The Rainbow Ball Seeks To Connect LGBT+ Individuals And Community

Apr 3, 2017

Recently students at Utah State University celebrated diversity with a Rainbow Ball. With a drag show as the main event, the celebration supported the LGBT community on campus. The Access and Diversity Center uses events like this to create connection and acceptance between peers.

“Rainbow Ball is this big dance, gala themed event that we are putting on," said Macy Keith, program coordinator for the Access and Diversity Center at USU. "Where people can dress up however they feel comfortable - ball gowns, tuxedos, jeans and t-shirts - whatever you want to do. So we are going to have karaoke, drag competition, light refreshments, a DJ and music and it will be a really great time.”

For Keith, the event is much more than the glamor described above, she believes that the event can create a positive and safe environment.

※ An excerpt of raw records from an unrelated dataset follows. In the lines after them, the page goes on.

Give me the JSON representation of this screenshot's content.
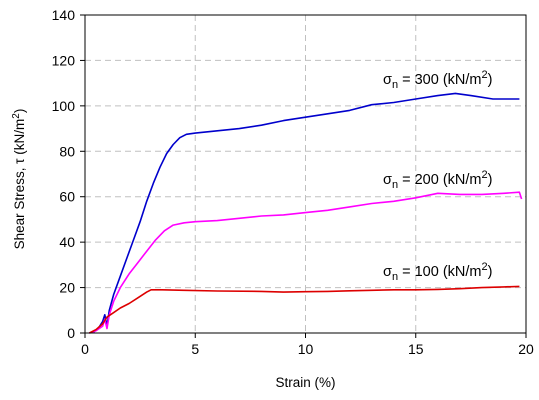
{
  "chart_data": {
    "type": "line",
    "xlabel": "Strain (%)",
    "ylabel_prefix": "Shear Stress, ",
    "ylabel_symbol": "τ",
    "ylabel_unit_open": " (kN/m",
    "ylabel_unit_exp": "2",
    "ylabel_unit_close": ")",
    "xlim": [
      0,
      20
    ],
    "ylim": [
      0,
      140
    ],
    "xticks": [
      0,
      5,
      10,
      15,
      20
    ],
    "yticks": [
      0,
      20,
      40,
      60,
      80,
      100,
      120,
      140
    ],
    "grid": true,
    "series": [
      {
        "color": "#0000cc",
        "label": {
          "sigma": "σ",
          "sub": "n",
          "text": " = 300 (kN/m",
          "sup": "2",
          "close": ")"
        },
        "points": [
          [
            0.2,
            0
          ],
          [
            0.4,
            0.5
          ],
          [
            0.6,
            2
          ],
          [
            0.8,
            5
          ],
          [
            0.9,
            8
          ],
          [
            1.0,
            3
          ],
          [
            1.1,
            10
          ],
          [
            1.3,
            17
          ],
          [
            1.6,
            25
          ],
          [
            1.9,
            33
          ],
          [
            2.2,
            41
          ],
          [
            2.5,
            49
          ],
          [
            2.8,
            58
          ],
          [
            3.1,
            66
          ],
          [
            3.4,
            73
          ],
          [
            3.7,
            79
          ],
          [
            4.0,
            83
          ],
          [
            4.3,
            86
          ],
          [
            4.6,
            87.5
          ],
          [
            5.0,
            88
          ],
          [
            6,
            89
          ],
          [
            7,
            90
          ],
          [
            8,
            91.5
          ],
          [
            9,
            93.5
          ],
          [
            10,
            95
          ],
          [
            11,
            96.5
          ],
          [
            12,
            98
          ],
          [
            13,
            100.5
          ],
          [
            14,
            101.5
          ],
          [
            15,
            103
          ],
          [
            16,
            104.5
          ],
          [
            16.8,
            105.5
          ],
          [
            17.5,
            104.5
          ],
          [
            18.5,
            103
          ],
          [
            19.2,
            103
          ],
          [
            19.7,
            103
          ]
        ]
      },
      {
        "color": "#ff00ff",
        "label": {
          "sigma": "σ",
          "sub": "n",
          "text": " = 200 (kN/m",
          "sup": "2",
          "close": ")"
        },
        "points": [
          [
            0.2,
            0
          ],
          [
            0.5,
            1
          ],
          [
            0.8,
            3
          ],
          [
            0.9,
            6
          ],
          [
            1.0,
            2
          ],
          [
            1.1,
            8
          ],
          [
            1.3,
            14
          ],
          [
            1.6,
            20
          ],
          [
            2.0,
            26
          ],
          [
            2.4,
            31
          ],
          [
            2.8,
            36
          ],
          [
            3.2,
            41
          ],
          [
            3.6,
            45
          ],
          [
            4.0,
            47.5
          ],
          [
            4.5,
            48.5
          ],
          [
            5,
            49
          ],
          [
            6,
            49.5
          ],
          [
            7,
            50.5
          ],
          [
            8,
            51.5
          ],
          [
            9,
            52
          ],
          [
            10,
            53
          ],
          [
            11,
            54
          ],
          [
            12,
            55.5
          ],
          [
            13,
            57
          ],
          [
            14,
            58
          ],
          [
            15,
            59.5
          ],
          [
            16,
            61.5
          ],
          [
            17,
            61
          ],
          [
            18,
            61
          ],
          [
            19,
            61.5
          ],
          [
            19.7,
            62
          ],
          [
            19.8,
            59
          ]
        ]
      },
      {
        "color": "#dd0000",
        "label": {
          "sigma": "σ",
          "sub": "n",
          "text": " = 100 (kN/m",
          "sup": "2",
          "close": ")"
        },
        "points": [
          [
            0.2,
            0
          ],
          [
            0.5,
            1.5
          ],
          [
            0.8,
            4
          ],
          [
            1.0,
            7
          ],
          [
            1.3,
            9
          ],
          [
            1.6,
            11
          ],
          [
            2.0,
            13
          ],
          [
            2.4,
            15.5
          ],
          [
            2.8,
            18
          ],
          [
            3.0,
            19
          ],
          [
            3.5,
            19
          ],
          [
            4.5,
            18.8
          ],
          [
            6,
            18.5
          ],
          [
            8,
            18.3
          ],
          [
            9,
            18
          ],
          [
            10,
            18.2
          ],
          [
            11,
            18.3
          ],
          [
            12,
            18.6
          ],
          [
            13,
            18.8
          ],
          [
            14,
            19
          ],
          [
            15,
            19
          ],
          [
            16,
            19.2
          ],
          [
            17,
            19.5
          ],
          [
            18,
            20
          ],
          [
            19,
            20.3
          ],
          [
            19.7,
            20.5
          ]
        ]
      }
    ]
  }
}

“Rainbow Ball and events like it are very important for our LGBT individuals," Keith said. "As well as our allies that are out there. Because it provides a really great space for those who come to dress up as they feel they can express themselves. Everyone can get together of having a really great time with just socializing with like minded individuals. And feeling that support and love in a room that they may not get elsewhere on campus and in the community.”

Marcos Garcia was one of the participants in the drag show, a performance of individuals dressing up in a different gender than they usually identify with. Garcia believes that drag, as an expression, is all about connecting with the audience and having fun.

“The recent drag kind of takes pop culture and it makes light of a lot of things," Garcia said. "It blurs the lines. It’s really to just have fun so if you take yourself seriously while you’re doing drag, you're doing it wrong.”

Antonio Jacome was one of the organizers of the event and appreciates how events like this can create a connection within a community.

“I want people outside of the LGBT community to know, to be aware of who we are, what we do," Jacome said. "This is just a party to let loose and don’t view the LGBT community in one way. Don’t view people who may not conform to particular genders in one way, because you wouldn’t want someone to do that with yourself. We all have preconceived notions about things. If you can give an open space where the community can come together and they can just view gay culture, LGBT culture and I think it will be very helpful for them.”